Ne pas brusquer l'enfant, ne pas le culpabiliser, ne pas s'énerver contre lui, lui expliquer les choses en dialoguant sans cesse, ne pas le punir, ne pas le critiquer... Centrée sur le bien-être de l'enfant et son autonomie, l'éducation bienveillante (ou "positive") est pleine de bonnes intentions, mais elle peut rendre les parents totalement chèvres.

C'est le constat réalisé par la psychologue pour enfants Florence Millot dans son ouvrage Parent bienveillant, paru chez Larousse en septembre. "J'ai voulu prendre un peu le contre-pied de la bienveillance, nous explique-t-elle, qui est toujours axée sur l'enfant. Les parents ont tellement de conseils en éducation qu'ils s'accrochent à quelque chose d'extérieur à eux, ils perdent leur intuition première et ça crée de la dissonance. Alors qu'on a une part de colère qui existe toujours au fond de nous-mêmes, on ne peut pas tout le temps être bienveillant." 

Suivre le modèle "Tête, Cœur, Corps"

En d'autres termes, les parents pètent les plombs. Ils ne prennent pas soin d'eux et ne parviennent pas à gérer leurs émotions, nées de cette différence entre le parent parfait qu'on leur présente dans les blogs, les comptes Instagram et les livres, et celui qu'ils sont réellement au quotidien. D'où qu'il provienne, le manuel pédagogique idéal ne s'adresse jamais à notre situation concrète, à notre relation spécifique avec notre enfant.

Un exemple parlant ? Florence Millot évoque avec nous le cas de cette mère d'une petite fille de deux ans qui se désespère, car elle ne parvient pas à la coucher avant 22 ou 23h. La petite fille veut voir son père qui rentre tard du travail, et le père veut voir également sa fille. Résultat, l'horaire du coucher ne correspond pas à la "norme". "Mais dès que la mère a suivi son intuition et laissé sa fille plus libre de voir le père, nous raconte Florence Millot, celle-ci a accepté de se coucher plus facilement vers 21h, ce qui lui permet parfois de voir son père."

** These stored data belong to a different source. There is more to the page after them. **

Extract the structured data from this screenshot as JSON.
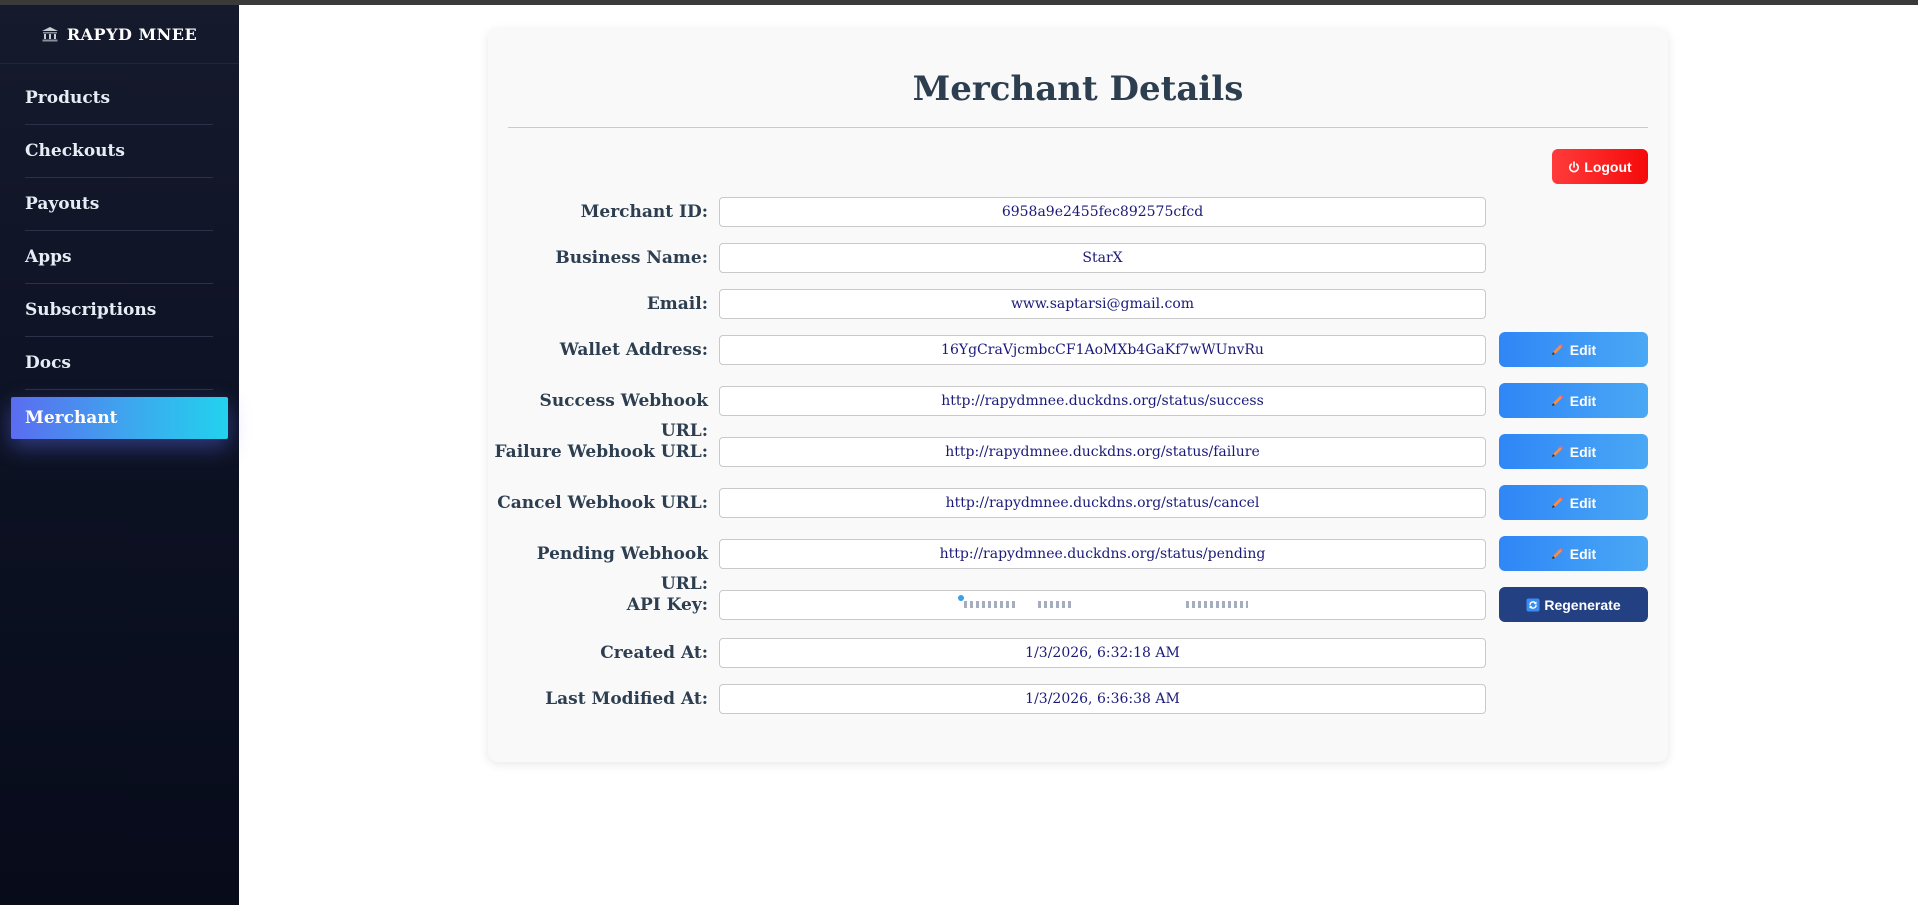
{
  "brand": {
    "title": "RAPYD MNEE",
    "icon": "bank-icon"
  },
  "sidebar": {
    "items": [
      {
        "label": "Products",
        "active": false
      },
      {
        "label": "Checkouts",
        "active": false
      },
      {
        "label": "Payouts",
        "active": false
      },
      {
        "label": "Apps",
        "active": false
      },
      {
        "label": "Subscriptions",
        "active": false
      },
      {
        "label": "Docs",
        "active": false
      },
      {
        "label": "Merchant",
        "active": true
      }
    ]
  },
  "card": {
    "title": "Merchant Details",
    "logout_label": "Logout",
    "logout_icon": "power-icon",
    "edit_label": "Edit",
    "edit_icon": "pencil-icon",
    "regenerate_label": "Regenerate",
    "regenerate_icon": "refresh-icon"
  },
  "fields": {
    "merchant_id": {
      "label": "Merchant ID:",
      "value": "6958a9e2455fec892575cfcd"
    },
    "business_name": {
      "label": "Business Name:",
      "value": "StarX"
    },
    "email": {
      "label": "Email:",
      "value": "www.saptarsi@gmail.com"
    },
    "wallet_address": {
      "label": "Wallet Address:",
      "value": "16YgCraVjcmbcCF1AoMXb4GaKf7wWUnvRu"
    },
    "success_webhook": {
      "label": "Success Webhook URL:",
      "value": "http://rapydmnee.duckdns.org/status/success"
    },
    "failure_webhook": {
      "label": "Failure Webhook URL:",
      "value": "http://rapydmnee.duckdns.org/status/failure"
    },
    "cancel_webhook": {
      "label": "Cancel Webhook URL:",
      "value": "http://rapydmnee.duckdns.org/status/cancel"
    },
    "pending_webhook": {
      "label": "Pending Webhook URL:",
      "value": "http://rapydmnee.duckdns.org/status/pending"
    },
    "api_key": {
      "label": "API Key:",
      "value": ""
    },
    "created_at": {
      "label": "Created At:",
      "value": "1/3/2026, 6:32:18 AM"
    },
    "last_modified_at": {
      "label": "Last Modified At:",
      "value": "1/3/2026, 6:36:38 AM"
    }
  },
  "colors": {
    "sidebar_bg": "#0e1325",
    "active_gradient_start": "#5b6cf0",
    "active_gradient_end": "#22d2ee",
    "title_text": "#2c3e50",
    "field_text": "#1a1a7a",
    "logout_bg": "#f50a0a",
    "edit_bg": "#2f86f6",
    "regenerate_bg": "#234082"
  }
}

En somme, il faut s'écouter davantage, laisser parler ses émotions. Être en phase selon le modèle TTC développé par Florence Millot : Tête, Cœur, Corps. Nos pensées, nos émotions, nos gestes, doivent s'aligner sur la même intention, sans quoi l'enfant perçoit que nous ne sommes pas cohérents avec nous-mêmes. La communication non verbale prend le pas sur tout le reste et notre enfant la décrypte merveilleusement bien.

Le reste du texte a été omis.